Java suffers from anemia

I recently read this StackOverflow question. The author asks how he can build rich domain models when all of Java's standards are built around the assumption of completely exposed state. I think that this is symptomatic for the direction that standard Java has been going for many years now: Back to procedural programming.

Let's take the new Bean Validation Framework as an example. It allows you to annotate your classes' fields with things like @NonNull or @Size(min = 5). Then you can ask a validation service if your bean is still okay. The service needs access to the internal state, so you need to have getters for everything you want to check. But the really bad part is the concept of objects entering an invalid state at all. In my happy little world, an object will throw an exception when I try to null a mandatory field. In the Bean Validation world, the object will just accept any input given to it. Only the validator can know if the object is in a valid state.

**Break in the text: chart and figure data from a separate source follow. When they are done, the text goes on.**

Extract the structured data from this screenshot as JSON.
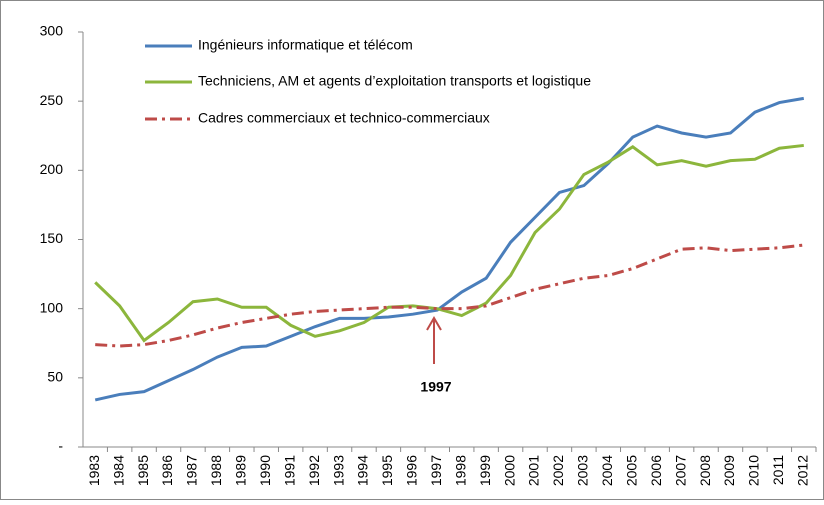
{
  "chart_data": {
    "type": "line",
    "categories": [
      "1983",
      "1984",
      "1985",
      "1986",
      "1987",
      "1988",
      "1989",
      "1990",
      "1991",
      "1992",
      "1993",
      "1994",
      "1995",
      "1996",
      "1997",
      "1998",
      "1999",
      "2000",
      "2001",
      "2002",
      "2003",
      "2004",
      "2005",
      "2006",
      "2007",
      "2008",
      "2009",
      "2010",
      "2011",
      "2012"
    ],
    "series": [
      {
        "name": "Ingénieurs informatique et télécom",
        "color": "#4a7ebb",
        "dash": "solid",
        "values": [
          34,
          38,
          40,
          48,
          56,
          65,
          72,
          73,
          80,
          87,
          93,
          93,
          94,
          96,
          99,
          112,
          122,
          148,
          166,
          184,
          189,
          205,
          224,
          232,
          227,
          224,
          227,
          242,
          249,
          252
        ]
      },
      {
        "name": "Techniciens, AM et agents d’exploitation transports et logistique",
        "color": "#8cb63c",
        "dash": "solid",
        "values": [
          119,
          102,
          77,
          90,
          105,
          107,
          101,
          101,
          88,
          80,
          84,
          90,
          101,
          102,
          100,
          95,
          104,
          124,
          155,
          172,
          197,
          206,
          217,
          204,
          207,
          203,
          207,
          208,
          216,
          218
        ]
      },
      {
        "name": "Cadres commerciaux et technico-commerciaux",
        "color": "#be4b48",
        "dash": "dashdot",
        "values": [
          74,
          73,
          74,
          77,
          81,
          86,
          90,
          93,
          96,
          98,
          99,
          100,
          101,
          101,
          100,
          100,
          102,
          108,
          114,
          118,
          122,
          124,
          129,
          136,
          143,
          144,
          142,
          143,
          144,
          146
        ]
      }
    ],
    "ylim": [
      0,
      300
    ],
    "yticks": [
      {
        "value": 0,
        "label": "-"
      },
      50,
      100,
      150,
      200,
      250,
      300
    ],
    "annotation": "1997"
  }
}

This is bad for several reasons:
  • Testability: If you want to check that business rules are honored, you always need a validator in your unit tests, because the domain object itself will not complain
  • Understandability: When an object just accepts any input, it gets harder to understand what can legally be done to it
  • Correctnes: If for some reason you forget to call the validator, invalid objects could enter your database or be transmitted to other applications
Sure, you could use exceptions in your domain model and build an additional view model with validation annotations and getters/setters. But that would mean duplicating all the validation rules. Wouldn't it be much nicer if Java allowed us to specify preconditions and invariants? These could be enforced through exceptions when methods are actually called, but could also be available through reflection in order to validate user input. I understand that this would require a completely new language feature, but it would allow us to build rich domain models without duplicating validation in UI code. 

But since that is unlikely to happen any time soon - if at all - we have to turn our attention to other possibilities  On of them are active annotations - the next big feature of the XTend language. Active annotations allow you to alter the Java code that is generated from XTend source code or even produce completely different resources. Basically they give you type safe compile time metaprogramming.

They are still in a very early stage, but as soon as they reach beta, I will try to build the above mentioned preconditions feature on top of them. On option would be annotating method parameters with preconditions and then generating "canXXX"-methods which return localizable error messages when the parameters do not satisfy the preconditions. Alternatively, one could generate view models that contain the aforementioned validation logic and only use exceptions in the domain model. Either way, business logic would only be specified in one place and enforced at all times - just as it should be.